La larga investigación publicada por los medios estadounidenses genera desconfianza. Se centra particularmente en la relación que Gabbard forjó con la extravagante personalidad Chris Butler, fundador de la Science of Identity Foundation (SIF), una organización que muchos consideran una secta basada en los elogios de antiguos miembros.
El Washington Post comenzó con el testimonio de Rebecca Saltzberg, ex asistente de campaña de Gabbard y ex miembro del SIF. Después de dejar el movimiento, entregó más de 25.000 páginas de documentos internos al American Daily, incluidos cientos de memorandos de 2011 a 2017.
Estos documentos incluyen recomendaciones muy detalladas sobre los discursos de Tulsi Gabbard, sus intervenciones televisivas, sus posiciones e incluso los textos de algunos proyectos de ley.
Tulsi Gabbard repitió el memorándum palabra por palabra.
Según Saltzberg, estas instrucciones vinieron de Chris Butler. Como no utilizó un ordenador, sus comentarios habrían sido transcritos, en forma cifrada, por secretarias antes de distribuirlos a un grupo limitado de familiares. Sin embargo, los memorandos no están firmados y su autor nunca ha sido claramente identificado.
El Washington Post afirma haber comparado el contenido de varios memorandos con las declaraciones públicas de Tulsi Gabbard. Los periodistas dicen haber encontrado numerosas correspondencias, a veces casi palabra por palabra, entre las recomendaciones que aparecen en los documentos y los comentarios hechos posteriormente por representantes electos en el Congreso o en los televisores. También señaló varios casos en los que se introdujeron iniciativas legislativas inmediatamente después de las instrucciones contenidas en estas notas.
La investigación también describe una organización encargada de defender la imagen de Gabbard en Internet. Documentos internos muestran el uso de perfiles falsos en redes sociales y áreas de comentarios para promocionar su posición y responder a sus oponentes. Rebecca Saltzberg dice que participó en esta estrategia antes de arrepentirse.
Donald Trump apuesta por la lealtad
Sin embargo, los principales interesados se oponen a las conclusiones del diario. Tulsi Gabbard no respondió a preguntas detalladas del Washington Post. Su partido condena un artículo basado en acusaciones de un ex voluntario “descontento” y cree que es un ataque a la fe hindú del ex oficial de inteligencia estadounidense. La Fundación Ciencia de la Identidad también rechaza el fundamento de la investigación.

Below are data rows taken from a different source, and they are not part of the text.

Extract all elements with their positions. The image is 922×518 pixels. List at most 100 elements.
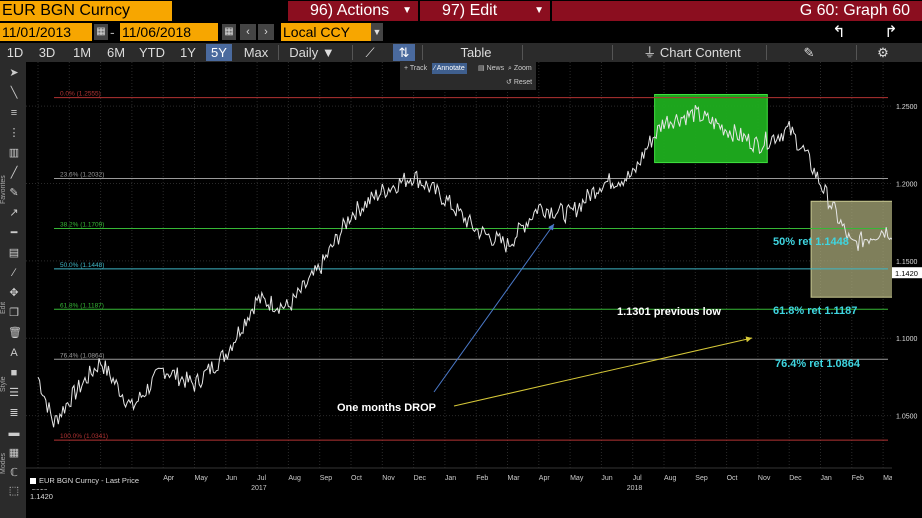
table-button[interactable]: Table — [460, 45, 492, 60]
range-1y[interactable]: 1Y — [180, 45, 196, 60]
copy-icon[interactable]: ❐ — [9, 307, 19, 319]
currency-select[interactable]: Local CCY — [281, 23, 371, 41]
line-style-icon[interactable]: ☰ — [9, 387, 19, 399]
x-tick-label: Feb — [476, 475, 488, 482]
caret-down-icon: ▼ — [534, 5, 544, 16]
fib-label: 76.4% (1.0864) — [60, 352, 104, 359]
mode-icon[interactable]: ℂ — [10, 467, 18, 479]
range-1d[interactable]: 1D — [6, 45, 24, 60]
edit-menu[interactable]: 97) Edit ▼ — [420, 1, 550, 21]
range-ytd[interactable]: YTD — [139, 45, 165, 60]
zoom-icon: ⌕ — [508, 65, 514, 72]
news-label: News — [486, 65, 505, 72]
reset-icon: ↺ — [506, 79, 514, 86]
annotate-label: Annotate — [436, 65, 465, 72]
share-icon[interactable]: ↱ — [884, 24, 898, 41]
chevron-right-icon[interactable]: › — [258, 24, 274, 40]
edit-icon[interactable]: ✎ — [803, 45, 815, 60]
fib-tool-icon[interactable]: ≡ — [10, 107, 18, 119]
price-chart[interactable]: 0.0% (1.2555) 23.6% (1.2032) 38.2% (1.1709… — [26, 62, 922, 496]
candle-chart-icon[interactable]: ⇅ — [393, 44, 415, 61]
divider — [766, 45, 767, 60]
divider — [422, 45, 423, 60]
news-tool[interactable]: ▤ News — [476, 63, 506, 74]
price-axis: 1.2500 1.2000 1.1500 1.1000 1.0500 1.1420 — [892, 62, 922, 496]
move-icon[interactable]: ✥ — [9, 287, 19, 299]
sidebar-label-modes: Modes — [0, 452, 7, 474]
range-1m[interactable]: 1M — [72, 45, 92, 60]
color-icon[interactable]: ■ — [10, 367, 18, 379]
legend-swatch — [30, 478, 36, 485]
undo-icon[interactable]: ↰ — [832, 24, 846, 41]
grid-icon[interactable]: ▦ — [8, 447, 20, 459]
x-tick-label: Apr — [539, 475, 551, 482]
draw-tool-icon[interactable]: ∕ — [13, 267, 15, 279]
pen-tool-icon[interactable]: ✎ — [9, 187, 19, 199]
graph-title: G 60: Graph 60 — [552, 1, 922, 21]
fib-retracement-icon[interactable]: ⋮ — [8, 127, 20, 139]
range-5y[interactable]: 5Y — [206, 44, 232, 61]
drop-arrow — [433, 223, 555, 393]
save-icon[interactable]: ⬚ — [8, 485, 20, 497]
reset-tool[interactable]: ↺ Reset — [504, 77, 534, 88]
rectangle-tool-icon[interactable]: ▤ — [8, 247, 20, 259]
fill-icon[interactable]: ▬ — [8, 427, 20, 439]
x-tick-label: Jan — [445, 475, 456, 482]
x-tick-label: Mar — [508, 475, 521, 482]
line-weight-icon[interactable]: ≣ — [9, 407, 19, 419]
ray-tool-icon[interactable]: ↗ — [9, 207, 19, 219]
gear-icon[interactable]: ⚙ — [877, 45, 889, 60]
title-bar: EUR BGN Curncy 96) Actions ▼ 97) Edit ▼ … — [0, 0, 922, 22]
channel-icon[interactable]: ▥ — [8, 147, 20, 159]
cursor-icon[interactable]: ➤ — [9, 67, 19, 79]
box-range-low — [810, 200, 922, 298]
security-field[interactable]: EUR BGN Curncy — [0, 1, 172, 21]
end-date-field[interactable]: 11/06/2018 — [120, 23, 218, 41]
x-tick-label: Oct — [727, 475, 738, 482]
range-max[interactable]: Max — [243, 45, 269, 60]
sidebar-label-favorites: Favorites — [0, 175, 7, 204]
annotate-tool[interactable]: ∕ Annotate — [432, 63, 467, 74]
start-date-field[interactable]: 11/01/2013 — [0, 23, 92, 41]
zoom-tool[interactable]: ⌕ Zoom — [506, 63, 534, 74]
x-tick-label: Jul — [633, 475, 642, 482]
line-chart-icon[interactable]: ⟋ — [365, 45, 375, 60]
caret-down-icon[interactable]: ▼ — [371, 23, 383, 41]
fib-label: 23.6% (1.2032) — [60, 172, 104, 179]
chevron-left-icon[interactable]: ‹ — [240, 24, 256, 40]
divider — [522, 45, 523, 60]
line-tool-icon[interactable]: ╲ — [10, 87, 18, 99]
range-6m[interactable]: 6M — [106, 45, 126, 60]
x-tick-label: Jun — [226, 475, 237, 482]
trash-icon[interactable]: 🗑 — [8, 327, 22, 339]
divider — [278, 45, 279, 60]
edit-menu-label: 97) Edit — [442, 2, 498, 19]
date-row: 11/01/2013 ▦ - 11/06/2018 ▦ ‹ › Local CC… — [0, 22, 922, 43]
track-tool[interactable]: + Track — [402, 63, 429, 74]
horizontal-line-icon[interactable]: ━ — [10, 227, 18, 239]
price-series — [37, 105, 922, 428]
actions-menu[interactable]: 96) Actions ▼ — [288, 1, 418, 21]
x-tick-label: May — [570, 475, 584, 482]
chart-content-button[interactable]: ⏚ Chart Content — [636, 44, 748, 61]
x-tick-label: Sep — [320, 475, 333, 482]
x-tick-label: Dec — [789, 475, 802, 482]
year-label: 2017 — [251, 485, 267, 492]
annotation-prev-low: 1.1301 previous low — [617, 306, 721, 318]
calendar-icon[interactable]: ▦ — [94, 24, 108, 40]
text-tool-icon[interactable]: A — [10, 347, 18, 359]
sidebar-label-style: Style — [0, 376, 7, 392]
chart-legend[interactable]: EUR BGN Curncy - Last Price 1.1420 — [28, 473, 148, 501]
trend-tool-icon[interactable]: ╱ — [10, 167, 18, 179]
range-3d[interactable]: 3D — [38, 45, 56, 60]
chart-plot[interactable]: 0.0% (1.2555) 23.6% (1.2032) 38.2% (1.1709… — [26, 62, 922, 496]
frequency-select[interactable]: Daily ▼ — [282, 44, 342, 61]
projection-arrow — [453, 336, 753, 407]
x-tick-label: Jun — [601, 475, 612, 482]
caret-down-icon: ▼ — [402, 5, 412, 16]
calendar-icon[interactable]: ▦ — [222, 24, 236, 40]
y-tick-label: 1.1500 — [896, 259, 918, 266]
divider — [612, 45, 613, 60]
divider — [856, 45, 857, 60]
filter-icon: ⏚ — [643, 45, 660, 60]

Sunil Khemani, un colaborador cercano de Butler y asesor de Gabbard desde hace mucho tiempo, dice que la mayoría de los memorandos fueron escritos por él u otros asesores políticos, no por Chris Butler. Independientemente de su autoría real, el hecho de que el director de inteligencia estuviera bajo la influencia de una organización sectaria dice mucho sobre la administración Trump desde el regreso del empresario a la Casa Blanca.
Donald Trump lo asumió claramente: no se trataba de que las cifras del sistema se desaceleraran durante su segundo mandato, a diferencia de Trump I, donde siempre se quejaba de no poder seguir sus políticas. Esta vez quería rodearse de seguidores leales, personas que defendieran su agenda sin estorbar. Para Estados Unidos, el precio es demasiado alto.